Model | Name | Pretrained model | Unfrozen weights | Learning rate | Accuracy |
---|---|---|---|---|---|
First model | vgg16_1.R | vgg16 | block5_conv1 | 1e-04 | 0.9959 |
First model | vgg16_2.R | vgg16 | block4_conv1 | 1e-05 | 0.9957 |
First model | vgg19_1.R | vgg19 | block5_conv1 | 1e-04 | 0.9967 |
First model | vgg19_2.R | vgg19 | block4_conv1 | 1e-04 | 0.9971 |
Second model | dropout_vgg16_1.R | vgg16 | block5_conv1 | 1e-03 | 0.9932 |
Second model | dropout_vgg16_2.R | vgg16 | block4_conv1 | 1e-03 | 0.9931 |
Second model | dropout_vgg19_1.R | vgg19 | block5_conv1 | 1e-03 | 0.9931 |
Second model | dropout_vgg16_2.R | vgg19 | block4_conv1 | 1e-03 | 0.9931 |
Model | Name | Pretrained model | Unfrozen weights | Learning rate | Accuracy |
---|---|---|---|---|---|
First model | vgg19_2.R | vgg19 | block4_conv1 | 1e-04 | 0.9971 |
We could spend hours and hours to tune the models and try different ones but we showed great results in terms of accuracy and is was our main goal.
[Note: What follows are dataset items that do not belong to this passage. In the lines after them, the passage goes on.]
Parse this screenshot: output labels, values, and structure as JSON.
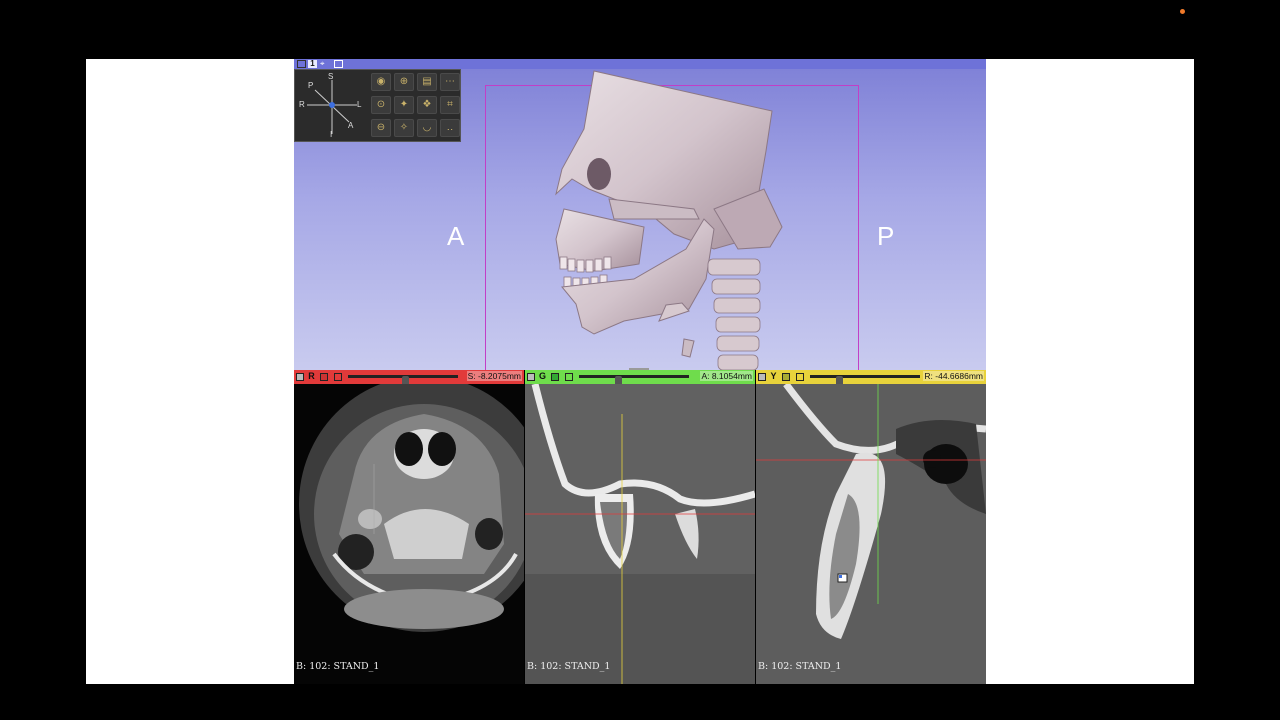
{
  "layout_number": "1",
  "view3d": {
    "orientation_left": "A",
    "orientation_right": "P",
    "axes": {
      "s": "S",
      "p": "P",
      "r": "R",
      "l": "L",
      "a": "A",
      "i": "I"
    }
  },
  "slices": {
    "red": {
      "letter": "R",
      "value": "S: -8.2075mm",
      "footer": "B: 102: STAND_1",
      "slider_position": 0.53
    },
    "green": {
      "letter": "G",
      "value": "A: 8.1054mm",
      "footer": "B: 102: STAND_1",
      "slider_position": 0.35
    },
    "yellow": {
      "letter": "Y",
      "value": "R: -44.6686mm",
      "footer": "B: 102: STAND_1",
      "slider_position": 0.25
    }
  },
  "colors": {
    "red": "#e23a3a",
    "green": "#6fdc4c",
    "yellow": "#e8d23b",
    "view3d_bg": "#9fa1e4",
    "roi_box": "#c23fc6"
  }
}
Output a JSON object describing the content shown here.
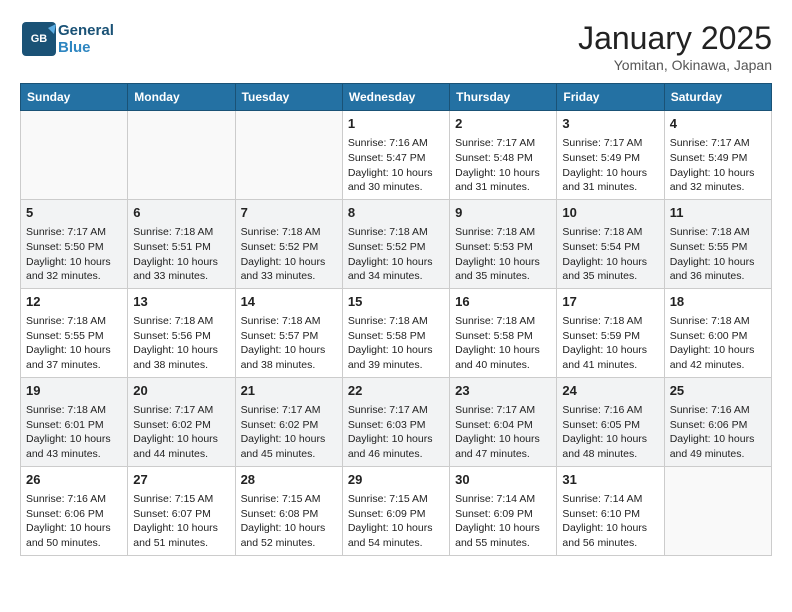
{
  "header": {
    "logo_line1": "General",
    "logo_line2": "Blue",
    "month": "January 2025",
    "location": "Yomitan, Okinawa, Japan"
  },
  "weekdays": [
    "Sunday",
    "Monday",
    "Tuesday",
    "Wednesday",
    "Thursday",
    "Friday",
    "Saturday"
  ],
  "weeks": [
    [
      {
        "day": "",
        "info": ""
      },
      {
        "day": "",
        "info": ""
      },
      {
        "day": "",
        "info": ""
      },
      {
        "day": "1",
        "info": "Sunrise: 7:16 AM\nSunset: 5:47 PM\nDaylight: 10 hours\nand 30 minutes."
      },
      {
        "day": "2",
        "info": "Sunrise: 7:17 AM\nSunset: 5:48 PM\nDaylight: 10 hours\nand 31 minutes."
      },
      {
        "day": "3",
        "info": "Sunrise: 7:17 AM\nSunset: 5:49 PM\nDaylight: 10 hours\nand 31 minutes."
      },
      {
        "day": "4",
        "info": "Sunrise: 7:17 AM\nSunset: 5:49 PM\nDaylight: 10 hours\nand 32 minutes."
      }
    ],
    [
      {
        "day": "5",
        "info": "Sunrise: 7:17 AM\nSunset: 5:50 PM\nDaylight: 10 hours\nand 32 minutes."
      },
      {
        "day": "6",
        "info": "Sunrise: 7:18 AM\nSunset: 5:51 PM\nDaylight: 10 hours\nand 33 minutes."
      },
      {
        "day": "7",
        "info": "Sunrise: 7:18 AM\nSunset: 5:52 PM\nDaylight: 10 hours\nand 33 minutes."
      },
      {
        "day": "8",
        "info": "Sunrise: 7:18 AM\nSunset: 5:52 PM\nDaylight: 10 hours\nand 34 minutes."
      },
      {
        "day": "9",
        "info": "Sunrise: 7:18 AM\nSunset: 5:53 PM\nDaylight: 10 hours\nand 35 minutes."
      },
      {
        "day": "10",
        "info": "Sunrise: 7:18 AM\nSunset: 5:54 PM\nDaylight: 10 hours\nand 35 minutes."
      },
      {
        "day": "11",
        "info": "Sunrise: 7:18 AM\nSunset: 5:55 PM\nDaylight: 10 hours\nand 36 minutes."
      }
    ],
    [
      {
        "day": "12",
        "info": "Sunrise: 7:18 AM\nSunset: 5:55 PM\nDaylight: 10 hours\nand 37 minutes."
      },
      {
        "day": "13",
        "info": "Sunrise: 7:18 AM\nSunset: 5:56 PM\nDaylight: 10 hours\nand 38 minutes."
      },
      {
        "day": "14",
        "info": "Sunrise: 7:18 AM\nSunset: 5:57 PM\nDaylight: 10 hours\nand 38 minutes."
      },
      {
        "day": "15",
        "info": "Sunrise: 7:18 AM\nSunset: 5:58 PM\nDaylight: 10 hours\nand 39 minutes."
      },
      {
        "day": "16",
        "info": "Sunrise: 7:18 AM\nSunset: 5:58 PM\nDaylight: 10 hours\nand 40 minutes."
      },
      {
        "day": "17",
        "info": "Sunrise: 7:18 AM\nSunset: 5:59 PM\nDaylight: 10 hours\nand 41 minutes."
      },
      {
        "day": "18",
        "info": "Sunrise: 7:18 AM\nSunset: 6:00 PM\nDaylight: 10 hours\nand 42 minutes."
      }
    ],
    [
      {
        "day": "19",
        "info": "Sunrise: 7:18 AM\nSunset: 6:01 PM\nDaylight: 10 hours\nand 43 minutes."
      },
      {
        "day": "20",
        "info": "Sunrise: 7:17 AM\nSunset: 6:02 PM\nDaylight: 10 hours\nand 44 minutes."
      },
      {
        "day": "21",
        "info": "Sunrise: 7:17 AM\nSunset: 6:02 PM\nDaylight: 10 hours\nand 45 minutes."
      },
      {
        "day": "22",
        "info": "Sunrise: 7:17 AM\nSunset: 6:03 PM\nDaylight: 10 hours\nand 46 minutes."
      },
      {
        "day": "23",
        "info": "Sunrise: 7:17 AM\nSunset: 6:04 PM\nDaylight: 10 hours\nand 47 minutes."
      },
      {
        "day": "24",
        "info": "Sunrise: 7:16 AM\nSunset: 6:05 PM\nDaylight: 10 hours\nand 48 minutes."
      },
      {
        "day": "25",
        "info": "Sunrise: 7:16 AM\nSunset: 6:06 PM\nDaylight: 10 hours\nand 49 minutes."
      }
    ],
    [
      {
        "day": "26",
        "info": "Sunrise: 7:16 AM\nSunset: 6:06 PM\nDaylight: 10 hours\nand 50 minutes."
      },
      {
        "day": "27",
        "info": "Sunrise: 7:15 AM\nSunset: 6:07 PM\nDaylight: 10 hours\nand 51 minutes."
      },
      {
        "day": "28",
        "info": "Sunrise: 7:15 AM\nSunset: 6:08 PM\nDaylight: 10 hours\nand 52 minutes."
      },
      {
        "day": "29",
        "info": "Sunrise: 7:15 AM\nSunset: 6:09 PM\nDaylight: 10 hours\nand 54 minutes."
      },
      {
        "day": "30",
        "info": "Sunrise: 7:14 AM\nSunset: 6:09 PM\nDaylight: 10 hours\nand 55 minutes."
      },
      {
        "day": "31",
        "info": "Sunrise: 7:14 AM\nSunset: 6:10 PM\nDaylight: 10 hours\nand 56 minutes."
      },
      {
        "day": "",
        "info": ""
      }
    ]
  ]
}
To conclude, we are convinced that our model can be used in real life. Indeed, buildings or infrastructures are recorded by drones or by technicians in order to ascertain the existence or not of cracks. This process does not require urgent actions and therefore our models can be used. Cracks will be recognized in a few hours thanks to our system analysing the pictures. Then, building trades can decide whether to act and renovate damaged infrastructure.